Velocity Reviews > integers to binary

# integers to binary

Old Wolf
Guest
Posts: n/a

 12-13-2005
rayw wrote:

[n is a char]
>>> itoa(n, buffer, 2);

>>
>> Doesn't your library have any documentation?

>
> Yes, it does, but I was hoping to get some theory here as to
> what it's doing: I don't have the source.

The relevant line in the documentation is:

char *itoa(int value, char *string, int radix);

and in particular, that itoa is expecting 'value' to be an int.

> For example, if you run the program 'as posted' and enter
> 255 for the value, the output is:
>
> [compiler 1: gcc]
> 11111111111111111111111111111111
>
> [compiler 2: msvc]
> 11111111111111111111111111112111
>
> If you enter something like 128, you get this
> [compiler 1: gcc]
> 11111111111111111111111110000000
>
> [compiler 2: msvc]
> 11111111111111111111111110001000
>
> but for 127, you get this
> [compiler 1: gcc]
> 1111111
> [compiler 2: msvc]
> 1111111
>
> So, I *think* there's 'weird stuff going on' - and that's about as
> descriptive as I can get.

128 and 255 are not valid values for 'char'. char values are in
the range -128 to 127[*]. You cause your program to be
unreliable when you assign out-of-range values to chars.

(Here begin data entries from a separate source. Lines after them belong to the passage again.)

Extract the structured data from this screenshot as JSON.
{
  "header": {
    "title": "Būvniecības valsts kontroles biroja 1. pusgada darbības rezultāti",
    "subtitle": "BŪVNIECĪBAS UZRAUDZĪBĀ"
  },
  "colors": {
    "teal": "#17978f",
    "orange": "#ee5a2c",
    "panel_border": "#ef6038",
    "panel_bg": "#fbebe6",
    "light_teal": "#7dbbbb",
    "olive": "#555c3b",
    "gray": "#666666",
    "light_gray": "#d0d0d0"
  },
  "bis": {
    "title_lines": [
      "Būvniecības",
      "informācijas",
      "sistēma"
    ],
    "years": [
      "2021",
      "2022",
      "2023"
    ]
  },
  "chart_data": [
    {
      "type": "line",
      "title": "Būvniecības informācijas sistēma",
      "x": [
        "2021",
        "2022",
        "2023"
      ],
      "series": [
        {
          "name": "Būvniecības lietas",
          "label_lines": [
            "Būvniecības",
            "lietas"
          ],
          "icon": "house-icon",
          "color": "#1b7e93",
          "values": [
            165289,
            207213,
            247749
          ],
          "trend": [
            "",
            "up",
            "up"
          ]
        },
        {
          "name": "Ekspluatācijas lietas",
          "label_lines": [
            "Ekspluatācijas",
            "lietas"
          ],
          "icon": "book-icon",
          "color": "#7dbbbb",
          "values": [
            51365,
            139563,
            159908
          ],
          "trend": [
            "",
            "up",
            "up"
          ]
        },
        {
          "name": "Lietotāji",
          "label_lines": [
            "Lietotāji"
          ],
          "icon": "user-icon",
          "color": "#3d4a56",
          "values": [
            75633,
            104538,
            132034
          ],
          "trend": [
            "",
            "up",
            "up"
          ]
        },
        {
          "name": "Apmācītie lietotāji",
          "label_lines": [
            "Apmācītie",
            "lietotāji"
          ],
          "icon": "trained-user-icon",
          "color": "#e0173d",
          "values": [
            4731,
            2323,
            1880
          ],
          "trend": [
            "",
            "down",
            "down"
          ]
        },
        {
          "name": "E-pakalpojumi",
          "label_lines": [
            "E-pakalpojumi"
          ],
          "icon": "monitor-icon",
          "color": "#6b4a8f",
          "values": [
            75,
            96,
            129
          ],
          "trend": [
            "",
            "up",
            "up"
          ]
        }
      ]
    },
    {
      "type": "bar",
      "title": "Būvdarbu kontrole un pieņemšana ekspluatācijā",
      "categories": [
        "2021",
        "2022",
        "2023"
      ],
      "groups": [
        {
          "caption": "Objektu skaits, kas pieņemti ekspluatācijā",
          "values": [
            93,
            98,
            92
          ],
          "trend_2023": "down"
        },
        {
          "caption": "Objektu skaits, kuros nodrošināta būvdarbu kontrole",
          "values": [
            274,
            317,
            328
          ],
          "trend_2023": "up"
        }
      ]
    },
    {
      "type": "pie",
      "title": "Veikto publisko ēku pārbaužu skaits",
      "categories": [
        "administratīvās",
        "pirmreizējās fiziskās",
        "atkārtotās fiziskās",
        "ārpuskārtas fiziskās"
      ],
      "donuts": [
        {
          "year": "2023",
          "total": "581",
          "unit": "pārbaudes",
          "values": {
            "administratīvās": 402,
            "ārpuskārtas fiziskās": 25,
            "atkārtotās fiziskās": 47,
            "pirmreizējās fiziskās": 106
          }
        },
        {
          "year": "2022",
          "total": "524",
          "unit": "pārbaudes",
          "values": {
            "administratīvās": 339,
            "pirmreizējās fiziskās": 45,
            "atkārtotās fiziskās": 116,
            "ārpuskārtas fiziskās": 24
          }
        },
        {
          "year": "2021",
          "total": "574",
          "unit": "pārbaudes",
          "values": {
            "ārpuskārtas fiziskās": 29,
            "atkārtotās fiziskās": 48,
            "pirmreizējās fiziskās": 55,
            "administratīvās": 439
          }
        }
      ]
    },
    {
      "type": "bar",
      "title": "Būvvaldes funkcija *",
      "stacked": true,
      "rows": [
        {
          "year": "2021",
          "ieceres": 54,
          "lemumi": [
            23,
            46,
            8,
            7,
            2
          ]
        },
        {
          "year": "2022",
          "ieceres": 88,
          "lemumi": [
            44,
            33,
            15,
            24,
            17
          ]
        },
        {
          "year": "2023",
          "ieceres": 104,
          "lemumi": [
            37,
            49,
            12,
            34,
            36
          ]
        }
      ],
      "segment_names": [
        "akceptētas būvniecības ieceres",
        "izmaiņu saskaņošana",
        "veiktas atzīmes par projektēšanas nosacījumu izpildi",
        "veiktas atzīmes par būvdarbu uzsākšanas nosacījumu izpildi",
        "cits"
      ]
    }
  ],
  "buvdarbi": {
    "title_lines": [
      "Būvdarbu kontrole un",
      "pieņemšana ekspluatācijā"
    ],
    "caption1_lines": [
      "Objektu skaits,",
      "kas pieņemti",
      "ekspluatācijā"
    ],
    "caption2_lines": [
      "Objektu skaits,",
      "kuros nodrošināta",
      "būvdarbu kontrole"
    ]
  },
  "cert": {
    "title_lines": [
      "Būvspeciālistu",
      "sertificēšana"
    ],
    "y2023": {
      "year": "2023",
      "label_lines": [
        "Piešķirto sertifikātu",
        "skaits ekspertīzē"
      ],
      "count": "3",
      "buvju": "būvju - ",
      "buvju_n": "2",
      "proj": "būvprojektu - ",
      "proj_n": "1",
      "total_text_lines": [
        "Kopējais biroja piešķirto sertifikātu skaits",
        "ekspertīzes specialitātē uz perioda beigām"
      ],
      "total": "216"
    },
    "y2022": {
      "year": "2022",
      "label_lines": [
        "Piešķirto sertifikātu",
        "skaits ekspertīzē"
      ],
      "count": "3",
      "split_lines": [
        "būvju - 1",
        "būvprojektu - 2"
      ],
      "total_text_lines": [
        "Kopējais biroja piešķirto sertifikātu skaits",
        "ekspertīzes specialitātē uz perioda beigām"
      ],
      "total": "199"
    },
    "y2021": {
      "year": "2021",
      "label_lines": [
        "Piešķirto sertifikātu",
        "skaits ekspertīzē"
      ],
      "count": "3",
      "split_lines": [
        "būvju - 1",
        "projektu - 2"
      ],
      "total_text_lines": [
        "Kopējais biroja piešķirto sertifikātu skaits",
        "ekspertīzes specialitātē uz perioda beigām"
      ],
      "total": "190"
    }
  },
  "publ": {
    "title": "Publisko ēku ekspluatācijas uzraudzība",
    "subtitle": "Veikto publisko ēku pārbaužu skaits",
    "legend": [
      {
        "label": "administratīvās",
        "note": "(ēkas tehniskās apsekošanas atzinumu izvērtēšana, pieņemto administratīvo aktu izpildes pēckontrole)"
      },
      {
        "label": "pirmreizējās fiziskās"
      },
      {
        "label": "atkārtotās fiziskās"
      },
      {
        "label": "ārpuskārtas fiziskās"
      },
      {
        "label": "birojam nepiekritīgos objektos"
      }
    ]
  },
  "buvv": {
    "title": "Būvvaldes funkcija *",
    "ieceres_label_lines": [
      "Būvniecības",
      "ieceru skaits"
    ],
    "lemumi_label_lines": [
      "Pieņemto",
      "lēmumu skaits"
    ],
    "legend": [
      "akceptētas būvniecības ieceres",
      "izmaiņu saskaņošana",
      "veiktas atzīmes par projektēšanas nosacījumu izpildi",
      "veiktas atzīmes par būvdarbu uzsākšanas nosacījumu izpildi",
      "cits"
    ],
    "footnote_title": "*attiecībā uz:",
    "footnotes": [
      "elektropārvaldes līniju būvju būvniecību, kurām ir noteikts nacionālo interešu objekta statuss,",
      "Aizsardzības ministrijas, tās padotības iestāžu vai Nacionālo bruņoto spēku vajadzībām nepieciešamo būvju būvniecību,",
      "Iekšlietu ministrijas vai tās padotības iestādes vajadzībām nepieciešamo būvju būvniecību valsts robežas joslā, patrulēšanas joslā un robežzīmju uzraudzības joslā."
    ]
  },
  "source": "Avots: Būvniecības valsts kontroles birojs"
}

Here is a fuller description of what is happening, please bear
in mind that this behaviour is peculiar to some systems only
(eg. IA32), and doesn't hold in the general case.
When you assign the int 128 to your char, the compiler tries
to squish 0x00000080 into eight bits, which results in 0x80,
which is the value -128 when used as the bit-pattern for a char.
So the itoa function receives the value of -128. To find out
what itoa does when you give it a negative number you will
itoa function but it only specifies negative number behaviour

Based on your output I'd say that it is printing the bit pattern
of the negative number, and in binary the int -128 is indeed
11111111111111111111111110000000 .
Since your buffer is less than 33 bytes, anything could
happen really, you're lucky that GCC even managed to
not screw up the end of the buffer, although MSVC clearly
did (as it is entitled to, of course).

A similar explanation applies to the 255 case (which gets
the value -1, and has bit-pattern of all 1s).
[*] In general they can be in a variety of ranges, and the actual
range is specified by CHAR_MIN and CHAR_MAX in limits.h .
But it's clear from your post that your system has this range.

Old Wolf
Guest
Posts: n/a

 12-13-2005
rayw wrote:

> I've been trying to write a program that converts an entered number
> into its binary representation using three different techniques - bit
> shifting, mod 2, and itoa..

I have some other comments on y our code which

> #include <stdio.h >

No space !

> #include <limits.h>
> #include <stdlib.h>
> #include <string.h>
> #define I_TYPE char

Most importantly, you should use an unsigned type
for anything that you are planning to do bit-shifts on,
because signed types cause trouble as you have seen.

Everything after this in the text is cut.